Lungo tutto il percorso di visita sono disposti oggetti che hanno subito (o provocato) danni evidenti durante le azioni di guerra, al fine di richiamare costantemente l’attenzione del visitatore sulla provvisorietà delle cose e, soprattutto, della vita dei soldati in guerra che in un istante gli poteva essere tolta da un frammento di acciaio realizzato da un altro soldato uguale a lui, ma con la divisa di un altro colore.
La tenda varcata all’ingresso segna simbolicamente il passaggio del visitatore all’interno della storia che sta per scoprire.
1) INQUADRAMENTO STORICO DELLA GUERRA BIANCA
Il primo spazio è dedicato a introdurre il visitatore al contesto generale della Grande Guerra 1914 – 1918 e a comprenderne la sua estensione a livello mondiale. L’attenzione viene quindi portata su quella particolare porzione di territorio del fronte italo-austriaco che, unico al mondo, vide svolgere le azioni di guerra a quote elevatissime: il fronte della Guerra Bianca.
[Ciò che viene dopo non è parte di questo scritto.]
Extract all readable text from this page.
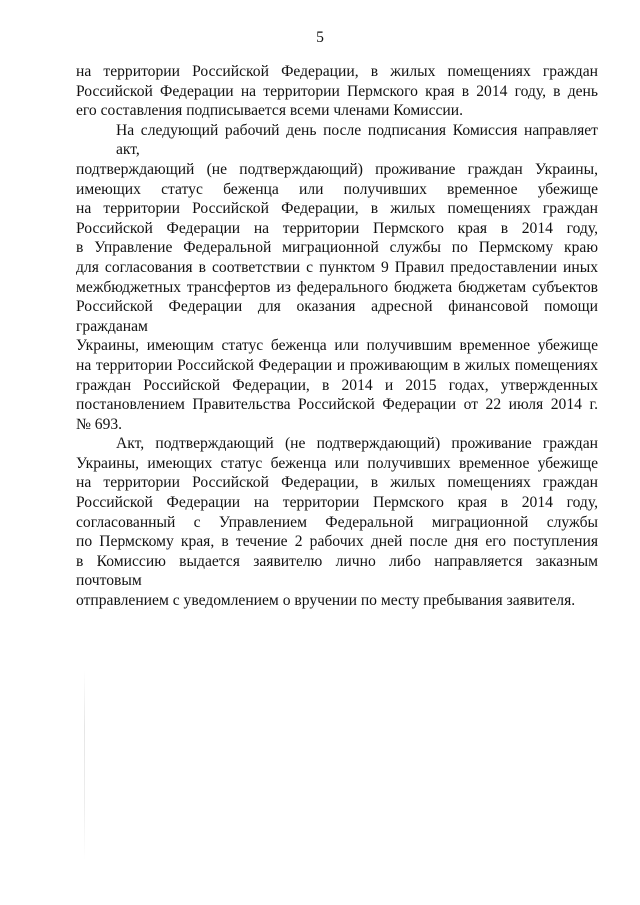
5

на территории Российской Федерации, в жилых помещениях граждан
Российской Федерации на территории Пермского края в 2014 году, в день
его составления подписывается всеми членами Комиссии.

На следующий рабочий день после подписания Комиссия направляет акт,
подтверждающий (не подтверждающий) проживание граждан Украины,
имеющих статус беженца или получивших временное убежище
на территории Российской Федерации, в жилых помещениях граждан
Российской Федерации на территории Пермского края в 2014 году,
в Управление Федеральной миграционной службы по Пермскому краю
для согласования в соответствии с пунктом 9 Правил предоставлении иных
межбюджетных трансфертов из федерального бюджета бюджетам субъектов
Российской Федерации для оказания адресной финансовой помощи гражданам
Украины, имеющим статус беженца или получившим временное убежище
на территории Российской Федерации и проживающим в жилых помещениях
граждан Российской Федерации, в 2014 и 2015 годах, утвержденных
постановлением Правительства Российской Федерации от 22 июля 2014 г.
№ 693.

Акт, подтверждающий (не подтверждающий) проживание граждан
Украины, имеющих статус беженца или получивших временное убежище
на территории Российской Федерации, в жилых помещениях граждан
Российской Федерации на территории Пермского края в 2014 году,
согласованный с Управлением Федеральной миграционной службы
по Пермскому края, в течение 2 рабочих дней после дня его поступления
в Комиссию выдается заявителю лично либо направляется заказным почтовым
отправлением с уведомлением о вручении по месту пребывания заявителя.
In Lombardia, per le particolari caratteristiche del terreno e per le necessità di distribuire le opere difensive su più linee parallele, tale fronte occupò un territorio di circa 4.000 Km 2 e tutto il percorso espositivo è volto ad illustrare le caratteristiche di questo particolare fronte.Il fronte d’alta quota, per la grande difficoltà di stanziare e muovere uomini e mezzi in montagna, fu decisamente marginale nel contesto della Grande Guerra. Ciò nonostante, sulle montagne dell’alta Valtellina e della Valle Camonica furono combattute diverse battaglie aventi quale obiettivo, per entrambi i contendenti, il dominio dei valichi del Tonale e dello Stelvio e l’apertura delle direttri
ci di transito verso la Lombardia, per gli austro-ungarici, ein direzione del Tirolo, per gli italiani. Per questo, nell’impossibilità di superare direttamente le difese organizzate sui due Passi, furono svolte diverse azioni nelle aree glaciali dei massicci montuosi dell’Adamello-Presanella e dell’Ortles-Cevedale.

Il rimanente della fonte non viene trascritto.